HOW DO THEY OPERATE?
* In the early days, pirates with a few guns used fishing boats to approach vessels, and then simply tried to scramble on board or throw ropes up.
* As they gained money from ransoms, plus experience, they bought speedboats, tracking devices and a wider range of weapons. Typically these days, a "mother ship" will first spot a target, after which a couple of speedboats will be launched to approach a boat on either side and board with hooks and ladders.
* Pirates sometimes fire shots over the bow to scare sailors. Often, boats will try defensive action like zigzagging in the sea or even spraying the pirates with water-hoses. Most vessels, however, are unarmed in keeping with international maritime practice, so sailors normally surrender quickly once the pirates are on deck.
* Hostages say they are generally well treated, with the pirates viewing them as common men caught in a wider game: the pursuit of million-dollar ransoms from owners. Some have described the pirates slaughtering and roasting goats on board to feed them, and passing around satellite phones to let them call loved ones back home.
HOW MANY ARE THERE?
* Although traditional elders disapprove and condemn them as "immoral," the pirates' numbers are burgeoning, with several hundred now working in a network of gangs around the coast.
* Many poor and unemployed young Somalis see piracy as a dazzling alternative to their hard lives, given the quick money to be made. Somalis say they are queuing up to go to sea.
* The gangs are based in villages and towns along Somalia's long coastline, in lairs like Eyl, Hobyo and Haradheere.
HOW MUCH MONEY ARE THEY MAKING?
* Ship owners have been paying increasingly high ransoms with regularity. Earlier this year, the pirates made more than $6 million from the negotiated release of Saudi super-tanker the Sirius Star and Ukrainian vessel the MV Faina.

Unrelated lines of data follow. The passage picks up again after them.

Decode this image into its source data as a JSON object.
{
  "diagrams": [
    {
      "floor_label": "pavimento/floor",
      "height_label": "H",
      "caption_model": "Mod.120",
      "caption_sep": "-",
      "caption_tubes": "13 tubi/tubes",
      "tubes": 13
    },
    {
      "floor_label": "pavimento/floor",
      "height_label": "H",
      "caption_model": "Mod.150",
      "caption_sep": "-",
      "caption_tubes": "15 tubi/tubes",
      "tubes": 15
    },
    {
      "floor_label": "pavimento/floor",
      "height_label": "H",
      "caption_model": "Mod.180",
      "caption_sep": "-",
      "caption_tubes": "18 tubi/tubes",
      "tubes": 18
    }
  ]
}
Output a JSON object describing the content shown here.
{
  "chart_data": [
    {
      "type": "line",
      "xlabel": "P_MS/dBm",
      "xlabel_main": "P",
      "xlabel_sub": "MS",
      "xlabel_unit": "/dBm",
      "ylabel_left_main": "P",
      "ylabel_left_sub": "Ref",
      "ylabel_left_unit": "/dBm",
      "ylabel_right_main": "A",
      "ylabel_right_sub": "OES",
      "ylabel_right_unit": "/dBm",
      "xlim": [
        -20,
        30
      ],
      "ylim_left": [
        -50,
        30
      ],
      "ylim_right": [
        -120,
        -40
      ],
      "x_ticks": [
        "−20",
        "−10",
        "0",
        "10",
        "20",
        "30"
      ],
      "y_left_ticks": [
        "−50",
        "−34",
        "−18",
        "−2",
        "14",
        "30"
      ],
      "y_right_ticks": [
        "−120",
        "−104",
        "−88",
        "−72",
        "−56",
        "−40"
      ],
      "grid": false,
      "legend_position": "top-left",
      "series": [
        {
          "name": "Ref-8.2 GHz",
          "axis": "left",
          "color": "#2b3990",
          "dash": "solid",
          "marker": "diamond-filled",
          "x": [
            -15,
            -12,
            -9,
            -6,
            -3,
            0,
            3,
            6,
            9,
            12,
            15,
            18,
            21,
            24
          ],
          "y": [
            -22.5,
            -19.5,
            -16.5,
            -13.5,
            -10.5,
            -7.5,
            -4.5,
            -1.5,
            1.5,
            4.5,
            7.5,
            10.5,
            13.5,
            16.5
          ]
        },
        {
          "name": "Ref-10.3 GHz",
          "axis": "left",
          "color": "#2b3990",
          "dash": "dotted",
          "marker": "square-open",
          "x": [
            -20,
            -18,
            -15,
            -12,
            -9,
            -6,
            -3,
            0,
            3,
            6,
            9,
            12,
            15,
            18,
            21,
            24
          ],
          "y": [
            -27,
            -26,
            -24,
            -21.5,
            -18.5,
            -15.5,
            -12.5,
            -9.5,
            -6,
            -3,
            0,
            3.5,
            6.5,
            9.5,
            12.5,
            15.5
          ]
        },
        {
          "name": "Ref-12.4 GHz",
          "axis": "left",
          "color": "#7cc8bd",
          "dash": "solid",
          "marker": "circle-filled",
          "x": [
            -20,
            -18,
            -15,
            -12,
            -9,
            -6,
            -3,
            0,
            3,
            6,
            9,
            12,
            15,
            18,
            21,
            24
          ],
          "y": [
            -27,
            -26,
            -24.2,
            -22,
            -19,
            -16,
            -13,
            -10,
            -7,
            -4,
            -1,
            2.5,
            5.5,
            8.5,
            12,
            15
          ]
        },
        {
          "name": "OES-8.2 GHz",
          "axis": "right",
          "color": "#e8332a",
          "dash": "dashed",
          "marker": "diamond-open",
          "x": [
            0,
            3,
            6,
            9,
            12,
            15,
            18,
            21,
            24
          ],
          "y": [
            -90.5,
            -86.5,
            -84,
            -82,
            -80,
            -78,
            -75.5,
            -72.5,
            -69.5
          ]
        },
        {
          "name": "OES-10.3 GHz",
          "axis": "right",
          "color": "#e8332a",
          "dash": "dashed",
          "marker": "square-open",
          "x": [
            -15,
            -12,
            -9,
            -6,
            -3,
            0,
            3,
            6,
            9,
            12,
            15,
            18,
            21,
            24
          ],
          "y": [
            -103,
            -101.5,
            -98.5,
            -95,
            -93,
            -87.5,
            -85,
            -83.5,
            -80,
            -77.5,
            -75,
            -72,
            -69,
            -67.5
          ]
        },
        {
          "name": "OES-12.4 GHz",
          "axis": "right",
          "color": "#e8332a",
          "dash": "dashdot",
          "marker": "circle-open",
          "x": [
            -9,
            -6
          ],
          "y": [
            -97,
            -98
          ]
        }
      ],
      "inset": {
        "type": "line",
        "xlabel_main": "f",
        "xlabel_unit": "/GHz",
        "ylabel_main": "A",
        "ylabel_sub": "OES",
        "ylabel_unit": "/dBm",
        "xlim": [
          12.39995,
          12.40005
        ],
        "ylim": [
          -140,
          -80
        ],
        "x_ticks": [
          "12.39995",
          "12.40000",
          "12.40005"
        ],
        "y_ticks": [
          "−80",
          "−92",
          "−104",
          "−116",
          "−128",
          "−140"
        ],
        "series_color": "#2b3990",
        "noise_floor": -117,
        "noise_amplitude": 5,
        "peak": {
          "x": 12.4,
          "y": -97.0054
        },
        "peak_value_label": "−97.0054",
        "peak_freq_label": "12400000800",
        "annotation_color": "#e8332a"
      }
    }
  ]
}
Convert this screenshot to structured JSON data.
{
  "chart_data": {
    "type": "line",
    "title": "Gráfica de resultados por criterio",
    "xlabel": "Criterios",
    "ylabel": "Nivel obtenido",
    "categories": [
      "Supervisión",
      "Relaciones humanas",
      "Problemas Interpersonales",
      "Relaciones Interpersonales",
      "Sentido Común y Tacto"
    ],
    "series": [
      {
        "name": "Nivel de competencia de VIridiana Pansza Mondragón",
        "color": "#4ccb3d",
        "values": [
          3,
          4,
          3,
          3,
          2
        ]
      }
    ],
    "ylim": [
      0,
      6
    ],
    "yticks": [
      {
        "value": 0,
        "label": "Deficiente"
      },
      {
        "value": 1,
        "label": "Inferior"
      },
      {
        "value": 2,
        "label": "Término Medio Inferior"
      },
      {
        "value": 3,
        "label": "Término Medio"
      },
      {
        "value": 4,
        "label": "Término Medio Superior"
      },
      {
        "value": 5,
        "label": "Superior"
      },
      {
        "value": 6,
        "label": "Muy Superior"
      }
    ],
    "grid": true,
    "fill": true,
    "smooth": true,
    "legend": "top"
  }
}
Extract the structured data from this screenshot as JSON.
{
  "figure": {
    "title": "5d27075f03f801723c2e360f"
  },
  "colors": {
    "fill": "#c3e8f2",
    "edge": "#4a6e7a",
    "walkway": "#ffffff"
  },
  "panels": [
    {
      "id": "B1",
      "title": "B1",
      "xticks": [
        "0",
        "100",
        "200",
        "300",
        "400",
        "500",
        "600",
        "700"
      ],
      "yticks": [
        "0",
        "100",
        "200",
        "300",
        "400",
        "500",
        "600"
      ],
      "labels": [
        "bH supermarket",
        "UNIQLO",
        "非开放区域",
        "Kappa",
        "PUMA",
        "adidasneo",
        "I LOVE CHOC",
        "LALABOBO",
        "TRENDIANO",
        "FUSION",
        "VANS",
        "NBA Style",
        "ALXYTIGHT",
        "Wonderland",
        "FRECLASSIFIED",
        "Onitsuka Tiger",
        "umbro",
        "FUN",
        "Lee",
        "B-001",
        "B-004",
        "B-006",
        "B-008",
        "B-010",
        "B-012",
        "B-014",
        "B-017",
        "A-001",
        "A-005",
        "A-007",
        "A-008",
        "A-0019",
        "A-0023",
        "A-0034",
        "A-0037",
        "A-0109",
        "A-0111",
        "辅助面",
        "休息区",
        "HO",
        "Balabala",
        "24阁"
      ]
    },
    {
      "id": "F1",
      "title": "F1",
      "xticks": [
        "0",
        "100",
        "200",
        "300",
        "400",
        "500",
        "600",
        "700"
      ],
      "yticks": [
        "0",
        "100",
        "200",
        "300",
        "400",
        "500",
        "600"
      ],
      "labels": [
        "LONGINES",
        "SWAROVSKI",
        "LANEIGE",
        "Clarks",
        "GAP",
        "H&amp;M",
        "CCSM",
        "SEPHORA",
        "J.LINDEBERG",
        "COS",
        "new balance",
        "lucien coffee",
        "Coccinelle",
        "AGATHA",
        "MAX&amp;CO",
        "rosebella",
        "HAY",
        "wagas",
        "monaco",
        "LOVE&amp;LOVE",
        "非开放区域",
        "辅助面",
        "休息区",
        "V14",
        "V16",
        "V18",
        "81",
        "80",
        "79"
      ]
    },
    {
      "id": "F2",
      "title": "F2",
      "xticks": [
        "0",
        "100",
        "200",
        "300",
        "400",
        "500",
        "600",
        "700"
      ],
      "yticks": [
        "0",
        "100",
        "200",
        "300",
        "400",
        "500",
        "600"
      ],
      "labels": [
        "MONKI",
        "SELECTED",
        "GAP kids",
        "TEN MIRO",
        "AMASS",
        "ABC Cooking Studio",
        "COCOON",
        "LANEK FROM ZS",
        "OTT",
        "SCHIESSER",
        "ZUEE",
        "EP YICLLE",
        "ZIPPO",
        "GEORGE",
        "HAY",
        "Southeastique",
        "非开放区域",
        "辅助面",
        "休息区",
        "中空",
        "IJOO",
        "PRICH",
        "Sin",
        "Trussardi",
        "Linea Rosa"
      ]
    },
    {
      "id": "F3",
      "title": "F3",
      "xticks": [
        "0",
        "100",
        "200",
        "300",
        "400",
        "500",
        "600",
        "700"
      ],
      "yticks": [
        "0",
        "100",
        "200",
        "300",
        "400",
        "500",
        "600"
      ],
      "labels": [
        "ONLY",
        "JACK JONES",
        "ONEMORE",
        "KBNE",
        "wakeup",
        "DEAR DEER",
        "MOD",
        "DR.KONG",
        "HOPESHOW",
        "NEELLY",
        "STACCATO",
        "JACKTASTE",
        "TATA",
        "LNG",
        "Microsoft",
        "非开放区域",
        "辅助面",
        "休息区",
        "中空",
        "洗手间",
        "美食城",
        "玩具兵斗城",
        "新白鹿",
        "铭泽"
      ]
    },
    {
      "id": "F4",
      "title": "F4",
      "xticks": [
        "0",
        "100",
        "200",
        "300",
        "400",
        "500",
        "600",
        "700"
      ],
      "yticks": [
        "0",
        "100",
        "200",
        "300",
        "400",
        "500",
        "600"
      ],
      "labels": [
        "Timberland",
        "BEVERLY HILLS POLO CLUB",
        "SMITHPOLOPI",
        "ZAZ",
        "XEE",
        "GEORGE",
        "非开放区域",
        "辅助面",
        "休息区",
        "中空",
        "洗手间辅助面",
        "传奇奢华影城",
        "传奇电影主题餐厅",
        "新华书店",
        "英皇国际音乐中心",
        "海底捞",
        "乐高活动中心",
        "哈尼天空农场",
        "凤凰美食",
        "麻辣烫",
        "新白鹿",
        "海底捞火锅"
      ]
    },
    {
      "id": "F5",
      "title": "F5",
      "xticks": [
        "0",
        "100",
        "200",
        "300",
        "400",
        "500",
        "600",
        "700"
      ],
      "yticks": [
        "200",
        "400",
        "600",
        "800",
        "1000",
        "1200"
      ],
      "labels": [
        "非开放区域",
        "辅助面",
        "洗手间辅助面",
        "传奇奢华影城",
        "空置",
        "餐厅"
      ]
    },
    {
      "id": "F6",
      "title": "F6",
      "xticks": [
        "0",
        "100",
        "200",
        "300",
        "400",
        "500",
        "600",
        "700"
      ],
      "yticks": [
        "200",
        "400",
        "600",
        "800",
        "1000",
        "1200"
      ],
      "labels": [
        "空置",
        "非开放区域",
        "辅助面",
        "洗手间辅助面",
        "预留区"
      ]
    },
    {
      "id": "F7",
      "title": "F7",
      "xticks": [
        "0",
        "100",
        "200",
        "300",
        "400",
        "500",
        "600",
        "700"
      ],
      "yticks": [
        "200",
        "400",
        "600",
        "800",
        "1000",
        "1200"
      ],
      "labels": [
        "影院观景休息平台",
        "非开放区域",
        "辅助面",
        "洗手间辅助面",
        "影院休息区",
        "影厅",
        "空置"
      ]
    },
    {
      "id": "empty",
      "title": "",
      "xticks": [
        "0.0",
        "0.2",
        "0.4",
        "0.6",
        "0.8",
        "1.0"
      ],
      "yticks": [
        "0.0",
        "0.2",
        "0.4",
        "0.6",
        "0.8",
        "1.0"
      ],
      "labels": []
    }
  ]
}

* Ransoms during 2008, when 42 vessels were captured, ranged from $500,000 to $2 million, experts say.
* The pirates reinvest some of their money in better equipment and boats. They also spend plenty of it on flashy living, taking new wives, erecting palatial villas and buying 4x4 vehicles.
* Financiers and masterminds, who are generally older than the young pirates, take a large cut of ransoms.
* Local rulers also take a share to allow the pirates to operate unchecked in their territories.
WHAT CAN THE WORLD DO?
* All analysts agree that the best way to quash piracy off Somalia is to achieve stability onshore, where civil conflict has raged for the last 18 years.
* Fourteen attempts to restore central government have failed since 1991, and a 15th one is in its infancy. The United Nations and others are hopeful that the administration of President Sheikh Sharif Ahmed, set up earlier this year, is the best chance in recent times of bringing peace to Somalia.
* Ahmed is a moderate Islamist with widespread support inside and outside Somalia, but he faces an insurgency by pro-al Qaeda militant Islamists and his government really controls little but a few areas of Mogadishu.
* At sea, more than a dozen countries have provided ships for a flotilla of naval patrols off Somalia since the end of 2008. That brought an initial dip in the number of attacks, especially in the Gulf of Aden where the patrols were concentrated. But the ever more brazen pirates have simply moved operations far out into the Indian Ocean.
WHAT ARE THE CONSEQUENCES?
* Though world attention right now is on America's Phillips, Somali piracy causes enormous hardship and stress for the hundreds of hostages caught up in it, mainly from the Third World. Released captives say they stay in constant fear of being killed by the pirates or during a rescue attempt, and worry about wives and children far away. Some said pirates beat them, though in general their treatment is humane.
* Some shippers have decided to incur the extra cost and time of sending cargoes round South Africa instead of through the Gulf of Aden into the Suez Canal en route to Europe.
* Insurance premiums have risen for the whole industry.
* Somalia has suddenly come into President Barack Obama's foreign policy in-tray. Americans will shudder at the memory of a disastrous U.S. intervention in the early 1990s, including the 1993 "Black Hawk Down" battle when 18 U.S. servicemen died.